In Thun Dispense des gleichen Arztes

Auch in der Region Thun sind offenbar Masken-Dispense desselben Arztes aufgetaucht. Stutzig geworden sind die Schulen, weil die Masken-Dispense alle gleich formuliert und nicht wie sonst üblich befristet waren. Ausserdem wird in den Dispensen eine Vielzahl von Gründen genannt, warum dem Kind das Tragen einer Maske nicht möglich sei.
Darf eine Schule überhaupt darüber entscheiden, ob sie ein ärztliches Attest akzeptiert oder nicht? Die Berner Behörden sind der Meinung, dass sie darf. Die Berner Bildungs- und Kulturdirektion hat schon vor zwei Wochen in einem Merkblatt zur Maskenpflicht ab der 1. Klasse klargestellt, dass sie gewisse Dispense nicht akzeptiert.
Nicht rechtmässig sind gemäss diesen Weisungen die Atteste von Ärzten und Psychologen, bei welchen das Kind nicht zu einer Konsultation vor Ort war.

Arzt krebst zurück

Der betroffene Berner Arzt räumt gegenüber der «Berner Zeitung» ein, dass er einen Teil der Dispense aufgrund telefonischer Kontakte ausgestellt habe. Es stimme, dass er in den Dispensen rund 25 Gründe genannt habe, damit die Eltern den für ihr Kind zutreffenden Grund ankreuzen können. Das mache er aber nicht mehr. Er stelle auch keine unbefristeten Dispense mehr aus.
Der Arzt engagiert sich als Massnahmen-Skeptiker. In Kommentaren im Internet schrieb er unter anderem vom «Corona-Affentheater».

Winterthurer Arzt verurteilt

Damit macht er sich nicht strafbar.

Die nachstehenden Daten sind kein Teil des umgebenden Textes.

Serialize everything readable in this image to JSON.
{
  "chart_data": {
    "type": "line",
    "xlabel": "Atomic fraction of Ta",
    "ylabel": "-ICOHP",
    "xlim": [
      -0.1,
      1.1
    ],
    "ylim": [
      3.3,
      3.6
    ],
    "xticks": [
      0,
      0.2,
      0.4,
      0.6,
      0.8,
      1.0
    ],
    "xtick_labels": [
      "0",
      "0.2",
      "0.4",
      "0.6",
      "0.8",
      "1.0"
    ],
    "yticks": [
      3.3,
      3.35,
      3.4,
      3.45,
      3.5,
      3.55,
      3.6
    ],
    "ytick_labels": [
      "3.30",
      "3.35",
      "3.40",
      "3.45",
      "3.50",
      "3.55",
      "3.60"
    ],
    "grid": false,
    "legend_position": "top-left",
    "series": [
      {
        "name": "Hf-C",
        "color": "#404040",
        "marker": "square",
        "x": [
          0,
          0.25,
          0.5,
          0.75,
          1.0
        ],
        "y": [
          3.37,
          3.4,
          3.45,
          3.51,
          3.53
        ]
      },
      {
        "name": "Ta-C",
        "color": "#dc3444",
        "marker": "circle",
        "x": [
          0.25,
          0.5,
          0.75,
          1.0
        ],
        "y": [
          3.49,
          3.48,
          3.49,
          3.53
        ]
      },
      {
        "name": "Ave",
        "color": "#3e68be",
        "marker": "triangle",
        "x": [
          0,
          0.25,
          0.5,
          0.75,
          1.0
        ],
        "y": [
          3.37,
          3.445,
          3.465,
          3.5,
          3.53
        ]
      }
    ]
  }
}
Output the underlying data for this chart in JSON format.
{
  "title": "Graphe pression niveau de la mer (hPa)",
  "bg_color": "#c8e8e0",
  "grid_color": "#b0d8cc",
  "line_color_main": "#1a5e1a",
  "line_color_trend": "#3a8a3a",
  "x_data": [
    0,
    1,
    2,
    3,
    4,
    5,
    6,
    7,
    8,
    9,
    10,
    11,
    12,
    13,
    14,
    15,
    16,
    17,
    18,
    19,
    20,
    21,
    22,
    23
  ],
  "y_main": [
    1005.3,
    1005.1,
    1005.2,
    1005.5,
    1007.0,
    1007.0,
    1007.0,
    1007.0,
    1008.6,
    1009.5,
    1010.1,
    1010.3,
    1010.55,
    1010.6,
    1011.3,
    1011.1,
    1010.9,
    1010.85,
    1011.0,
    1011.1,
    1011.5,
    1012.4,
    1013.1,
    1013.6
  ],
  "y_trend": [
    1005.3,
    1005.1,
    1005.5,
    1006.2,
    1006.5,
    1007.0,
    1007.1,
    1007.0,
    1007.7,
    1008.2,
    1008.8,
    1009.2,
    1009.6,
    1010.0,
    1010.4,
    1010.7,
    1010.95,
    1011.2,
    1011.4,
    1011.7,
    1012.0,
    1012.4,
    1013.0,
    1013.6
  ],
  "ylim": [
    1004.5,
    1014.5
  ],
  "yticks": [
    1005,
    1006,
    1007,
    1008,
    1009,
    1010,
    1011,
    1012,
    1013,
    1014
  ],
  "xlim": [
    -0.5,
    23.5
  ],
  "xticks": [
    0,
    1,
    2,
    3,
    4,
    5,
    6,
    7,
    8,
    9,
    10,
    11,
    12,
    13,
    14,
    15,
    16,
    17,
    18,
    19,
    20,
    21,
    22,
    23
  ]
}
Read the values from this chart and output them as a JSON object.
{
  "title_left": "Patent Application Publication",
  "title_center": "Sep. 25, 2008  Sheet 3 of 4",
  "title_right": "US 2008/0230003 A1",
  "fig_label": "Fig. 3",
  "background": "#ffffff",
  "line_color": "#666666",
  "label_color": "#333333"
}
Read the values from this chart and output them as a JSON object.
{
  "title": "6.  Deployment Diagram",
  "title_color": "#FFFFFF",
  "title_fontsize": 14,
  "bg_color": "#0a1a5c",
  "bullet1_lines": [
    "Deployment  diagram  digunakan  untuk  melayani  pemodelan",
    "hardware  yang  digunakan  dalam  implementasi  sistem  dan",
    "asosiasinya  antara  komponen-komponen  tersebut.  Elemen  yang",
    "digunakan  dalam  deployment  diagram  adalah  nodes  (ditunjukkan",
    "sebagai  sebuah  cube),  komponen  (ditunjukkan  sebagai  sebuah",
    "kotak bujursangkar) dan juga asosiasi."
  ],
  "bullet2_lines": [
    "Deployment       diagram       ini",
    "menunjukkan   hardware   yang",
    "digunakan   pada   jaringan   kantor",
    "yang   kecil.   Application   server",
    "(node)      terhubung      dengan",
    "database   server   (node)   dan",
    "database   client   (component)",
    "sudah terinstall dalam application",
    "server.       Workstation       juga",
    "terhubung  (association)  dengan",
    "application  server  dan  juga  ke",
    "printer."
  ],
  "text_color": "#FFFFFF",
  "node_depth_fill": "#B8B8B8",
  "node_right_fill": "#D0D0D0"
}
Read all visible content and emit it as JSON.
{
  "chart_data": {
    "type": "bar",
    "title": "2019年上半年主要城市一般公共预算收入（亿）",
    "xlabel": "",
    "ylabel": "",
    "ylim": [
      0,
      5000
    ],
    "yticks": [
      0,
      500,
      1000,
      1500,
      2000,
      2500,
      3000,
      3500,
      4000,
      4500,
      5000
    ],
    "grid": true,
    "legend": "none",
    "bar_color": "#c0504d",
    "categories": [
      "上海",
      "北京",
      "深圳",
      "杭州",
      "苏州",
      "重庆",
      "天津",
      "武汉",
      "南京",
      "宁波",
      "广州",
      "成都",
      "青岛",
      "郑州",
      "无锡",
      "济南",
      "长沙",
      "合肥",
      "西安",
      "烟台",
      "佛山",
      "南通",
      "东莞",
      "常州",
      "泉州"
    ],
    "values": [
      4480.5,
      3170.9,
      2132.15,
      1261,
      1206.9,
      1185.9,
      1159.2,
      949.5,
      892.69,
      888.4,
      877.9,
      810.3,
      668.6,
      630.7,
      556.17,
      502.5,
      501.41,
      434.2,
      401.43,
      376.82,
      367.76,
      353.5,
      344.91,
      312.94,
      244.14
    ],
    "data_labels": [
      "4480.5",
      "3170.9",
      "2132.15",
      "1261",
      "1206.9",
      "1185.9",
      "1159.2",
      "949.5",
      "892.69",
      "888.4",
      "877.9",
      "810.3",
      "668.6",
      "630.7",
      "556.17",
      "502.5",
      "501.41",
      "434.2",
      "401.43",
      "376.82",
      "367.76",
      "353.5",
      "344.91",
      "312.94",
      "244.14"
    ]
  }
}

Doch das Ausstellen der Masken-Dispense ist rechtlich heikel. Ihm könnte ein Strafverfahren drohen, sollte sich der Verdacht auf Gefälligkeitsatteste erhärten. Das Bundesgericht hat vor knapp einem Monat die Beschwerde eines Arztes aus der Region Winterthur abgewiesen, der mutmasslich ohne medizinische Notwendigkeit Dispense für das Maskentragen ausgestellt haben soll.